Gov. Jerry Brown declared a state of emergency for those Southern California areas impacted by the Holy Fire in Orange and Riverside Counties—this fire had grown through the night prior. The fires burning in Northern California—now 60 percent contained—aren’t expected to be brought under full control for months. A particularly long triple-digit heat wave has exacerbated fire intensity and challenged fire crews working to control the blazes.
At the latest count, wildfires in the state have killed six people, destroyed over 1,000 homes and scorched over 130,000 acres. “Steep terrain, erratic winds and previously unburned fuels,” are to blame for the size and speed of the fires according to Cal Fire, the state’s fire agency. While it may seem that the West’s seasonal wildfires are growing in severity—at least for those in range of the fires—statistics suggest more of a spike as part of a normal cycle that typically follows periods of higher than average rainfall.
Assessing the trends
From 1999 to 2017, the total burned area by fires declined 25 percent according to the journal, Science. The number of wildfires in California has actually declined since the last peak in 1980 (following an above-average rainfall), according to USGS data. Some correlate fewer wildfires in California to effective prevention programs.
Cal Fire, for one, has spent decades on its wildfire prevention program and says that nearly 95 percent of all fires are contained to 10 acres or less. It’s the remaining five percent that has the state in a cloud of ash and smoke as of late. Last winter’s record winter rains spawned plant growth, fuel for fires, that were non-existent during the drought. Grass (fine fuel) fires burn faster and accelerate the number of acres burned according to research from the U.C. Merced Sierra Nevada Research Institute.
Wildfires are common, and necessary, in densely-wooded areas and grasslands. Ignited by lightning strikes or by a careless campfire, swaths of America’s northwest forest have historically burned every five to 20 years. Wildfires regenerate forests and return nutrients to the soil—a cycle required for the reproduction of some plants.

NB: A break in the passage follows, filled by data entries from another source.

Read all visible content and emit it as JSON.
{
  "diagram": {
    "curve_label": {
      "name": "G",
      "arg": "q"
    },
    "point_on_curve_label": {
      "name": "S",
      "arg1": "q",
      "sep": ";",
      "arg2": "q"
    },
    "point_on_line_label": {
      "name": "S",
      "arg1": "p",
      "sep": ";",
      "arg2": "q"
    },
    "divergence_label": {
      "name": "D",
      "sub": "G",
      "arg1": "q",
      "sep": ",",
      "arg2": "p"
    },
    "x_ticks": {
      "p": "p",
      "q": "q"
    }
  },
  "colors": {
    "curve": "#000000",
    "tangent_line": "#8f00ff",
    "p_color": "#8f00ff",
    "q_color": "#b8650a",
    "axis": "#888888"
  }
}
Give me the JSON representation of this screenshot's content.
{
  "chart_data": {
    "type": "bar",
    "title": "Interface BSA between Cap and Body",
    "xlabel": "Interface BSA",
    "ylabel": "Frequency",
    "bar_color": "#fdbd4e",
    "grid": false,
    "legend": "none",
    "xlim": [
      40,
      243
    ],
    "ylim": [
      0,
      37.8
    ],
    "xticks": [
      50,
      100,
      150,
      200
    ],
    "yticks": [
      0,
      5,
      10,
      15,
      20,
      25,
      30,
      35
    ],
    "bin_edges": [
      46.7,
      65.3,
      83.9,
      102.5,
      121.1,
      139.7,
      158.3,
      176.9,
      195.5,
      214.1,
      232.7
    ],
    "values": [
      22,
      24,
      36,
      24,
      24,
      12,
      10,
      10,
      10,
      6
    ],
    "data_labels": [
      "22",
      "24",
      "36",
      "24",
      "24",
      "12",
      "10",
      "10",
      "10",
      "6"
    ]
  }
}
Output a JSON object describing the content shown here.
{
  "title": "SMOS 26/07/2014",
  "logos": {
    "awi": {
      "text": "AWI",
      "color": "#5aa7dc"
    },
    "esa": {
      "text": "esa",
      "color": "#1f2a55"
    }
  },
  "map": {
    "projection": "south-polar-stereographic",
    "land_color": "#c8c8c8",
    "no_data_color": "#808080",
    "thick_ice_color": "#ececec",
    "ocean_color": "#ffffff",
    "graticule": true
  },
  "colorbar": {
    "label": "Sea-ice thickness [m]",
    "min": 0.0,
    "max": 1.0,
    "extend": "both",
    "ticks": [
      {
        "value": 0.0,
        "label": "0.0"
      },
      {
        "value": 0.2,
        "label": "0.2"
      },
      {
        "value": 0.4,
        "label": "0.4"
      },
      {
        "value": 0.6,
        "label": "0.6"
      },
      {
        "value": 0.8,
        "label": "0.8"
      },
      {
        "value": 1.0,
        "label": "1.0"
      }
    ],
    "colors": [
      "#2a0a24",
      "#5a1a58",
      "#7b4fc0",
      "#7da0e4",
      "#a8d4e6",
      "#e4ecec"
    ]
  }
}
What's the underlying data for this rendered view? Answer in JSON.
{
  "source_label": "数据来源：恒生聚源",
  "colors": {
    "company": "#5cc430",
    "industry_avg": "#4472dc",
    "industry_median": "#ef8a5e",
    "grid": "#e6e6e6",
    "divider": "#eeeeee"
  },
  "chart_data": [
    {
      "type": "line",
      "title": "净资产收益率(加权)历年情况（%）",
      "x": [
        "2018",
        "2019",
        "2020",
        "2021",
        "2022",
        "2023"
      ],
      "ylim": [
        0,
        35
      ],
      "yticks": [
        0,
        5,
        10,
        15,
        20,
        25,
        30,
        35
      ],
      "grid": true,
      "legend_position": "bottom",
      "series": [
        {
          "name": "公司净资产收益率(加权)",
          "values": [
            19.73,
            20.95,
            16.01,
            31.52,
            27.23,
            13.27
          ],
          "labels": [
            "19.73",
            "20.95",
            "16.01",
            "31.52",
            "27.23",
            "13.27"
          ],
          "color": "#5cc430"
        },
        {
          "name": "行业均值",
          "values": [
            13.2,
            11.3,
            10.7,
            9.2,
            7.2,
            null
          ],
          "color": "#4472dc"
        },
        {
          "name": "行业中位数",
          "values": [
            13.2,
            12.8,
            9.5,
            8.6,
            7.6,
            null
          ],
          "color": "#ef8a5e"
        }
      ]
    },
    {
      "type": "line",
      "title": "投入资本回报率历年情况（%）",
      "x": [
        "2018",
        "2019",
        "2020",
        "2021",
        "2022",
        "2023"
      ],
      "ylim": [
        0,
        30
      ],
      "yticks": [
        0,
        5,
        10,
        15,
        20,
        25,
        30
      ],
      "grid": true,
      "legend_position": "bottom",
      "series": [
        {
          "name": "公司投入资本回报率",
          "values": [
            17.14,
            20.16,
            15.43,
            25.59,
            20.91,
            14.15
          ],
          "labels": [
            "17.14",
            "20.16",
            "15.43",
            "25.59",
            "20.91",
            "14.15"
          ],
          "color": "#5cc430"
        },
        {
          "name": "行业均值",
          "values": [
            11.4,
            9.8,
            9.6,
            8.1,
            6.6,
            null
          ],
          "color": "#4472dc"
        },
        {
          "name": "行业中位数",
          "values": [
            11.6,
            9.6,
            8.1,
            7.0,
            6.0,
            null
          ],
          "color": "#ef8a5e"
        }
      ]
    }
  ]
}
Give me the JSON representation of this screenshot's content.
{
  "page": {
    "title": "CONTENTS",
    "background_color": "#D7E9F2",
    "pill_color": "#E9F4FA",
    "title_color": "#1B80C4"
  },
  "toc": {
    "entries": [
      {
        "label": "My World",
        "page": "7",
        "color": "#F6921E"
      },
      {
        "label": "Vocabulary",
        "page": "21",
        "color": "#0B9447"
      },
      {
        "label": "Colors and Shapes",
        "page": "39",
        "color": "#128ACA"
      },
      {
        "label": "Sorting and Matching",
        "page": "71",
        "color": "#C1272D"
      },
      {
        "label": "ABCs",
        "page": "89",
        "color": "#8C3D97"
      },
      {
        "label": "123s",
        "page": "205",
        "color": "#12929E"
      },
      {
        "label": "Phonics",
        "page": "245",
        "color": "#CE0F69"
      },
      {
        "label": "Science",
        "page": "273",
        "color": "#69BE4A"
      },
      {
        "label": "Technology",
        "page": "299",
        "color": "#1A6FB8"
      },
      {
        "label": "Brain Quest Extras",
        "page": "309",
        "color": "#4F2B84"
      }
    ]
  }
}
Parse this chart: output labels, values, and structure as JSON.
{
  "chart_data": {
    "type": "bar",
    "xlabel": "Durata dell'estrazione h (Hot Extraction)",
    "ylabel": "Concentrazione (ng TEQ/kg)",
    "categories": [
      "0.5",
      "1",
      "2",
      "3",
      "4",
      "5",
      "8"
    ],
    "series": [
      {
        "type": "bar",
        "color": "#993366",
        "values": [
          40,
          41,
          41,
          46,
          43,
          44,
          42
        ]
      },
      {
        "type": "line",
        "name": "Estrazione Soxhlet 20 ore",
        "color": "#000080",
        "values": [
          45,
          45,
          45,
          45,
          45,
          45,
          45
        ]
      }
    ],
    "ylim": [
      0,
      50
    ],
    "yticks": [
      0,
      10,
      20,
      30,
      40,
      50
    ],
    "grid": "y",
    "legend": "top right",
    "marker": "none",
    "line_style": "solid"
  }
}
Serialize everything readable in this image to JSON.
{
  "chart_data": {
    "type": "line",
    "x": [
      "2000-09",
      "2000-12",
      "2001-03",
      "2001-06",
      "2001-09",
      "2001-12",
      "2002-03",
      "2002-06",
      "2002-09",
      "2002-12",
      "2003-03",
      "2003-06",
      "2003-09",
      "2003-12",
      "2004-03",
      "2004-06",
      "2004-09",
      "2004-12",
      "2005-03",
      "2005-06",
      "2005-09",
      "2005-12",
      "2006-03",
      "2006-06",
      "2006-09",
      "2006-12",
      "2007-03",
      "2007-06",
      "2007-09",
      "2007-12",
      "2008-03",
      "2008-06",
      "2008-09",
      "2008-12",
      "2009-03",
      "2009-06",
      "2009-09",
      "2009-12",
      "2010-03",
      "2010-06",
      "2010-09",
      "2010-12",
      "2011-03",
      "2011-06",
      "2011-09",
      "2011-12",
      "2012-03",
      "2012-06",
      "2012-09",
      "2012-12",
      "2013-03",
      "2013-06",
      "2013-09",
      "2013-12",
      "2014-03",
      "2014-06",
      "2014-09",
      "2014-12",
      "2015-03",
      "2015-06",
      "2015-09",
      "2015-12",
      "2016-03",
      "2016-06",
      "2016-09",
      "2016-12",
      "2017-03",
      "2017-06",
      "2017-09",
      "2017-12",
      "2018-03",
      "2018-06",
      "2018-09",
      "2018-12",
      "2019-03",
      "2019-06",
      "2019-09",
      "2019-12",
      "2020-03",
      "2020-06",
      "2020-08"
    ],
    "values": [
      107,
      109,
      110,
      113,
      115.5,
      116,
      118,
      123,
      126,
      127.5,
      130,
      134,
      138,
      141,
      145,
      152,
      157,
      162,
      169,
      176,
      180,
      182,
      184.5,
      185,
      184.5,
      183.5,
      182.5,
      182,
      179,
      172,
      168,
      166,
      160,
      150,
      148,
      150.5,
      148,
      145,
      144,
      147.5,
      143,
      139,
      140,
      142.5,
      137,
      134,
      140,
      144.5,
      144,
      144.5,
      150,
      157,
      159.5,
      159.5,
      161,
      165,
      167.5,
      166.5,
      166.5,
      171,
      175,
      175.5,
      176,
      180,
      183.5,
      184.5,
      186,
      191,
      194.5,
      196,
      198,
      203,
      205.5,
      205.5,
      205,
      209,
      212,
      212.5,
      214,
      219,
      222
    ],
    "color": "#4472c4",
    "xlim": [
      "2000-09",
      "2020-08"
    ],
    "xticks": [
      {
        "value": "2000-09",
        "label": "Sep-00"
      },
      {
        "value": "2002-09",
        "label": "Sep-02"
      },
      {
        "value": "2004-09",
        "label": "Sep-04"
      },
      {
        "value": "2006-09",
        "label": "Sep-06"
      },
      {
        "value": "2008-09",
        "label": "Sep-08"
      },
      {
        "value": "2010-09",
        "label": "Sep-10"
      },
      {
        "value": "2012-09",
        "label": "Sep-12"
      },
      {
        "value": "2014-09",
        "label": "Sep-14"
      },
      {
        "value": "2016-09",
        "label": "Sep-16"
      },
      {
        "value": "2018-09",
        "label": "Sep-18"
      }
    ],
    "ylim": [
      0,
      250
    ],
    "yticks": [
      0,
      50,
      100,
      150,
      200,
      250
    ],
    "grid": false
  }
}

The accumulation of undergrowth, saplings and dead trees create conditions in which a fire can spread rapidly. Reductions in logging have also created more densely packed forests. “To maintain good forest health… you need fire,” says Ernesto Alvarado of the University of Washington and expert on large fires. While some burns are prescribed, they are a fraction of what is required.
Like earthquakes and mudslides, wildfires are one of the known natural threats of living in many parts of California. Cal Fire has rated state areas according to 3 levels of wildfire risk: Moderate, High and Very High. In addition to allocating responsibility for managing and fighting fires in Very High Fire Hazard Severity Zones (VHFHSZ), Cal Fire also supervises these target areas for prevention (clearing brush), emergency planning and red-flagging risk to local jurisdictions.
The Oakland Hills firestorm of 1991 is most notable example of a wildfire’s impact on residential property, including the 437-unit apartment community of Parkwood. Though there were many remarkable details about that fire, the speed at which the entire garden property was engulfed in flames, about 30 minutes, might be the most notable for property owners going forward.
Wildfires—as with most emergencies—are known for their rapid escalation. While it’s remarkable given the circumstances that no lives were lost at Parkwoods inside those 30 minutes, not much else came through the catastrophe. Parkwood might be the strongest case study for having an emergency preparedness program for apartments, as well as for residents personally. One firestorm survivor of Parkwood says that in addition to an appreciation for life brought about by the tragedy, she now always carries renter’s insurance and a to-go bag with essentials.
Another result of the Oakland fire is the “Bate’s” bill that was passed to help remediate wildfire encroachment into residential areas, and to clarify and expedite response to such events. Code 51175 now requires Cal Fire to evaluate hazard severity where local jurisdictions are responsible and make specific recommendations for action.